Government Employees To Receive Antiretrovirals
Ugandan Director General of Health Services Francis Omaswa on Monday announced that HIV-positive government employees soon will be able to access free antiretroviral drugs. The first shipment of drugs, which will be distributed through all of the country's district hospitals, will arrive this month, Omaswa said. Teachers will be included in the program scheme but will be required to request the antiretroviral drugs through the Ministry of Education and Sports, Omaswa said (Jaramogi, Monitor, 2/3). Ugandan Minister of Health Jim Muhwezi in December 2003 announced that the country this month will use a $3 million grant from the World Bank to begin providing free antiretroviral drugs to HIV-positive people. In addition to the $3 million World Bank grant, the country has received $54 million from the Global Fund to Fight AIDS, Tuberculosis and Malaria, of which $9 million has been allocated for the antiretroviral drug program. The country is expected to receive an additional $62 million from the Global Fund to purchase the drugs. The drug distribution program will make Uganda the second country in Africa to provide free antiretroviral drugs, according to Muhwezi (Kaiser Daily HIV/AIDS Report, 12/19/03).

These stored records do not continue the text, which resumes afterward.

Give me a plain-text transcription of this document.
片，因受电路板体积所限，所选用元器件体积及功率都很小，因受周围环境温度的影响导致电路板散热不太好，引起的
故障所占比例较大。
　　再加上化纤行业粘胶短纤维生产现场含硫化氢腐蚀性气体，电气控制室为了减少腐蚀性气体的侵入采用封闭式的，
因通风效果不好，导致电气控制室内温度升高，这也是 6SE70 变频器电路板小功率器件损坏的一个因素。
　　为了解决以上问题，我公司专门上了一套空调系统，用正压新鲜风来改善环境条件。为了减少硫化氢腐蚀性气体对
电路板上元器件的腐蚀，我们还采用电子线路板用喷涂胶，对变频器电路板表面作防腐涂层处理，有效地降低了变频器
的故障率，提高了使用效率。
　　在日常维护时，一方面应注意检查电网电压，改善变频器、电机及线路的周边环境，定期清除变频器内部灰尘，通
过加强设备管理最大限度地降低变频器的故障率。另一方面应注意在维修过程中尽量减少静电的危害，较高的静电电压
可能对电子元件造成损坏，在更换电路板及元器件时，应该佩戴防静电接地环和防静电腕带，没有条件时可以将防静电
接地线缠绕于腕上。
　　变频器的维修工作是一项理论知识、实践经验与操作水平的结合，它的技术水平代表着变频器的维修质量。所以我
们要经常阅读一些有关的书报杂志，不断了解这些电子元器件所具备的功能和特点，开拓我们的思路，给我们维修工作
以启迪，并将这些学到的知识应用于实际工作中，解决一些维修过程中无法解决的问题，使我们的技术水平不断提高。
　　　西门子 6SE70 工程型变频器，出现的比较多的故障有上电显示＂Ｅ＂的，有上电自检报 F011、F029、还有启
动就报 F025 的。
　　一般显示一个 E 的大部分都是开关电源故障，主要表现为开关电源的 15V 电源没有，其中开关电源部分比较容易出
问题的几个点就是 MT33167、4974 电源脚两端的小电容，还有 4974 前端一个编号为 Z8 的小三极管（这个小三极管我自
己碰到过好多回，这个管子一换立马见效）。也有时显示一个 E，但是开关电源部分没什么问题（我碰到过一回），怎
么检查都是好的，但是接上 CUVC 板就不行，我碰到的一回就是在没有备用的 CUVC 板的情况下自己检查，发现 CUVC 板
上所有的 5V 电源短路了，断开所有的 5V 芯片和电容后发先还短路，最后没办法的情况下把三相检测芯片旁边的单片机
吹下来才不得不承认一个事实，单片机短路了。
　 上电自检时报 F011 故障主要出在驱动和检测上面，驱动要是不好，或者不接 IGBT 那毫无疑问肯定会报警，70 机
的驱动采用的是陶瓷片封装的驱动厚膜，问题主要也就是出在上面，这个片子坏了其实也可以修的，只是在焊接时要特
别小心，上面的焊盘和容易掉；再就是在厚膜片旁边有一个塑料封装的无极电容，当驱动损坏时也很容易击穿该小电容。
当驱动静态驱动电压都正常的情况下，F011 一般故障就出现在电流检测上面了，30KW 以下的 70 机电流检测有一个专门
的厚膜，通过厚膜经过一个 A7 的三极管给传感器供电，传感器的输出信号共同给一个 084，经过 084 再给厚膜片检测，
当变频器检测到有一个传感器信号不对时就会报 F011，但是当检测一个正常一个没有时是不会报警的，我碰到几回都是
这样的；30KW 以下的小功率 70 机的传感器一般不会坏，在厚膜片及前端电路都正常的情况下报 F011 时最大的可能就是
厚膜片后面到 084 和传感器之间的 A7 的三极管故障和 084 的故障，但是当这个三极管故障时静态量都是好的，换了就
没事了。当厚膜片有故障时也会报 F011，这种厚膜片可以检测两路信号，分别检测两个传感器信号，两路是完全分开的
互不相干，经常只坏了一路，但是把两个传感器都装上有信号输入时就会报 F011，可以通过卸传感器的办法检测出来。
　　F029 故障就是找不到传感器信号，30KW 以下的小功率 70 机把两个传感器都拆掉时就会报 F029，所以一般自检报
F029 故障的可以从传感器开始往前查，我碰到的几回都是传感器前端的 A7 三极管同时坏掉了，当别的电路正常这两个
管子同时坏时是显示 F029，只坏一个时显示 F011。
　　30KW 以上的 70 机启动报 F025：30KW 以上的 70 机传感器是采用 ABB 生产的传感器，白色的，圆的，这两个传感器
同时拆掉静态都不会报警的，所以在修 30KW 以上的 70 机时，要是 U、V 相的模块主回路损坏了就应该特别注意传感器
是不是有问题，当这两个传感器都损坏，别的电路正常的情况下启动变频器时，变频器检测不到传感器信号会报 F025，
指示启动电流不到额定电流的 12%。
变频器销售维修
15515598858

At least 25,000 infants are born HIV-positive in Uganda each year, according to a Ministry of Health official, Xinhua News Agency reports. Dr. Alex Opio, assistant commissioner of national disease control, cited the country's 30% mother-to-child HIV transmission rate. Opio said that vertical HIV transmission is the second leading cause of HIV transmission in the country after sexual contact, Xinhua News Agency reports. Although antiretroviral therapy can help reduce the risk of mother-to-child transmission, the treatment should be accompanied by a "comprehensive prenatal care package, modified delivery practices and good infant feeding options," Opio said (Xinhua News Agency, 2/2).